Microplastic-Derived Dissolved Organic Matter Regulates Soil Carbon Respiration via Microbial Ecophysiological Controls

Microbial regulation of soil carbon sequestration is vulnerable to anthropogenic stressors, notably microplastic pollution. Microplastics can release carbon-based compounds that serve as potential substrates for soil heterotrophic microbes. The impact of this novel microplastic-derived dissolved organic matter (MP-DOM) on soil carbon cycling and the underlying mechanisms remain largely unexplored. Here, short-term soil microcosm experiments were conducted with MP-DOM sourced from pristine and aged microplastics to compare their effects on soil carbon respiration against natural dissolved organic matter (NOM). The underlying mechanisms are investigated by estimating the spectroscopic and molecular signatures of MP-DOM and NOM, and comparing their effects on soil microbial physiological properties. Our findings reveal that MP-DOM leads to 36.9-42.3% higher CO2 emissions from soils than NOM, attributed to its greater bioavailability.
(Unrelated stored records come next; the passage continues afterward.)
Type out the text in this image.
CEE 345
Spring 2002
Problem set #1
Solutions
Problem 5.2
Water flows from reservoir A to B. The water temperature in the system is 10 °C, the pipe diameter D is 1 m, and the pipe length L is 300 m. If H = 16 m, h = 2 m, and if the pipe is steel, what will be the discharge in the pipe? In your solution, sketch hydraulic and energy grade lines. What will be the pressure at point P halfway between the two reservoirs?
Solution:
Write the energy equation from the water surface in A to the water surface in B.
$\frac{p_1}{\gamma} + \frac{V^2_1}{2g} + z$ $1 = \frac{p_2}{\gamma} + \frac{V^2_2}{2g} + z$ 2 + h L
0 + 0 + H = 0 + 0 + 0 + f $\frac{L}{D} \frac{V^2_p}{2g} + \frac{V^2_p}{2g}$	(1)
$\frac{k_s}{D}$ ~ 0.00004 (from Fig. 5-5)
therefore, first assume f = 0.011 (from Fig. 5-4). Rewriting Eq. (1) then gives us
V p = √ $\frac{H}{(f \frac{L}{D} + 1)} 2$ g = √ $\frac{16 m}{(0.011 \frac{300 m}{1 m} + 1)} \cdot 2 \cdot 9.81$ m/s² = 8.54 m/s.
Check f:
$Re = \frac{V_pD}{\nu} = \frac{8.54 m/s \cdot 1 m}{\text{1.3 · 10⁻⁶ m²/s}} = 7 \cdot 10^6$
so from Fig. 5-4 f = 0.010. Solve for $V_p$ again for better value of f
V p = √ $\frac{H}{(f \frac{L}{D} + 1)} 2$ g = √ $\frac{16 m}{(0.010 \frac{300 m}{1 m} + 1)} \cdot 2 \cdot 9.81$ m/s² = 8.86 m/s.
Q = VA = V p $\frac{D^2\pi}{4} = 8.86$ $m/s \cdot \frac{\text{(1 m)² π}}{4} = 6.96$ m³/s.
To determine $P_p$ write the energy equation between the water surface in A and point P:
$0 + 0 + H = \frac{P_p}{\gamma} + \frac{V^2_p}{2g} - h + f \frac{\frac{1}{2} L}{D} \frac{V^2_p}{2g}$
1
MP-DOM simultaneously stimulates greater microbial quantity, phenotypic activities, and carbon utilization efficiency because this carbon is more biochemically accessible than NOM. Network analysis indicates stronger interconnections among labile molecules and bacterial taxa in MP-DOM treatments compared to NOM-treated soils, suggesting enhanced microbial capacity to utilize the more readily available MP-DOM. This study demonstrates that MP-DOM accelerates soil microbial respiration by mediating their physiological traits, with potential implications for climate change.